She is presumed dead by the FBI, though her body hasn't been located.

After she went missing, the local Chinese community in particular helped raise awareness about Ms. Zhang's disappearance and provided for her family when they stayed here for several months.

Her family is planning to return to Illinois from China for the trial, according to their Urbana-based attorney, Steve Beckett, though they haven't decided whether they'll stay in Peoria, where the trial was moved to, or Urbana, where they developed strong ties with the community.

"The judge acknowledged that the family had stated already it had a comfort level in Urbana. I think this was meant to address that if they choose to stay in Urbana," Beckett said Tuesday of the video feed to Urbana.

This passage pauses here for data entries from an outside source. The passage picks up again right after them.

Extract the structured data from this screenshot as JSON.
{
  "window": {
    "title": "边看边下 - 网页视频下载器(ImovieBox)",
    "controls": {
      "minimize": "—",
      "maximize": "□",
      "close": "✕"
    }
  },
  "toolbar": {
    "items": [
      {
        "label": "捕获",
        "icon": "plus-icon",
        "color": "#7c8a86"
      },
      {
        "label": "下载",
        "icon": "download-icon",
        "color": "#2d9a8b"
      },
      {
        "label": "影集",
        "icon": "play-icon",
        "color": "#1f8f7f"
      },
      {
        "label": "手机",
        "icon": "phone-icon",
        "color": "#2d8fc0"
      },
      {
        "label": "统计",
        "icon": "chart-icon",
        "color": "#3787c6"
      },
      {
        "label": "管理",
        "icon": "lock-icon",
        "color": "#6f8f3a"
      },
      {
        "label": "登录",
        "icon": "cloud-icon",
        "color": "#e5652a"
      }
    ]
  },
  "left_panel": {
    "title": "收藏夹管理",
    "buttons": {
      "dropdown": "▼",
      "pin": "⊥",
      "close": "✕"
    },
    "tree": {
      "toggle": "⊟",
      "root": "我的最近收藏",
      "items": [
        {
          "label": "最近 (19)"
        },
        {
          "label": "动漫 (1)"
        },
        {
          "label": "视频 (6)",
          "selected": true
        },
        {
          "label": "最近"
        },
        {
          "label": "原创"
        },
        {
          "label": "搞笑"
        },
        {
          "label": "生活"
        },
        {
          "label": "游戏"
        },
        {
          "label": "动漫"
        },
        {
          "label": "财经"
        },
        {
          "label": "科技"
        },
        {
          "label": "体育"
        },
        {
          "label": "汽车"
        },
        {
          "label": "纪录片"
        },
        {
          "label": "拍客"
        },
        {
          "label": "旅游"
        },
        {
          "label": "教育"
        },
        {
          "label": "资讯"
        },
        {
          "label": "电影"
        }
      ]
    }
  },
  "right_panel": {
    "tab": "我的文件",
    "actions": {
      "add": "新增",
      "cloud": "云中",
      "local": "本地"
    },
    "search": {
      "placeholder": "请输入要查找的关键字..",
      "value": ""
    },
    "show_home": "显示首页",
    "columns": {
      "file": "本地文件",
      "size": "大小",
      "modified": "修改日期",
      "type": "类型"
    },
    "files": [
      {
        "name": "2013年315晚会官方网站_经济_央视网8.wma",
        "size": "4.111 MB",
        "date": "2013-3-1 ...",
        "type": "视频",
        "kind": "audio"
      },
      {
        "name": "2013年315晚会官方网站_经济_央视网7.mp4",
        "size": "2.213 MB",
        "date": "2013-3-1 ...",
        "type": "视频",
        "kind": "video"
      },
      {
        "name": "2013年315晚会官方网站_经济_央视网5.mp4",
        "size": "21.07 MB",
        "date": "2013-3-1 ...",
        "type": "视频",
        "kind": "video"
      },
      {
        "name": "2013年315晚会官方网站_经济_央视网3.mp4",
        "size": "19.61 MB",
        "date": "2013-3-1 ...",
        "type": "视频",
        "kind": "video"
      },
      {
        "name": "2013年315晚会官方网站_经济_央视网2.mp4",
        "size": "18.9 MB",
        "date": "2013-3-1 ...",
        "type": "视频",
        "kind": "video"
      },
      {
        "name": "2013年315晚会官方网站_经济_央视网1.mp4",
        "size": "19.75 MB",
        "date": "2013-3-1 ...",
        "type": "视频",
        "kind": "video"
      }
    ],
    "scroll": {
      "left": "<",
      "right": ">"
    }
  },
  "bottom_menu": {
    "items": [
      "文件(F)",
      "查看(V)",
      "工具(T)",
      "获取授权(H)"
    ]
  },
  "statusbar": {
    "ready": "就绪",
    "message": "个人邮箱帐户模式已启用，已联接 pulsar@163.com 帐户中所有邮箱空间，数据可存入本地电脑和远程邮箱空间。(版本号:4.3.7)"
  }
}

They haven't determined yet "whether they'd come to Urbana or try to establish a base in Peoria," he said.

When Shadid moved the trial to Peoria, mostly for logistical reasons, he recognized the family's connections to Urbana.

"The factor which weighs most heavily against transfer of this case to the Peoria Division is the fact that the victim's family will likely be somewhat inconvenienced," Shadid wrote in December.

However, he said other factors outweighed this, writing that "the court believes the timely ruling on this issue five months ahead of the scheduled trial will allow the United States to assist the victim's family in developing support and ties to the Peoria community as well."

And when the trial was pushed back from April to June 3, Shadid acknowledged the family's desire not to have proceedings start after the two-year anniversary of Ms. Zhang's disappearance.

"The victim's family has already been inconvenienced by the change of venue," Shadid wrote in February. "While it is perhaps a small consolation, (the) June 3, 2019, trial date accommodates the family's wishes."

Beckett said he has never seen a case streamed to another courthouse before.

"It's new to me," he said, though he has used a video conference between a prison and a courtroom to reduce travel.

"Video is used with some frequency in the court, but not like this," Beckett said. "I just think we're going to see a lot of new things we've never seen before."

The court-controlled closed-circuit video feed was approved Tuesday by Shadid as part of a "decorum order," which lays out the courtroom conduct expected at the trial.

The viewing room in Urbana will be considered an extension of the Peoria courtroom, with all rules of conduct applying to both rooms during the trial.

The trial is expected to last about two months, with jury selection and the guilt phase possibly wrapping up before Independence Day. If Christensen is convicted, it would be followed by a sentencing phase to determine whether he deserves life in prison or the death penalty.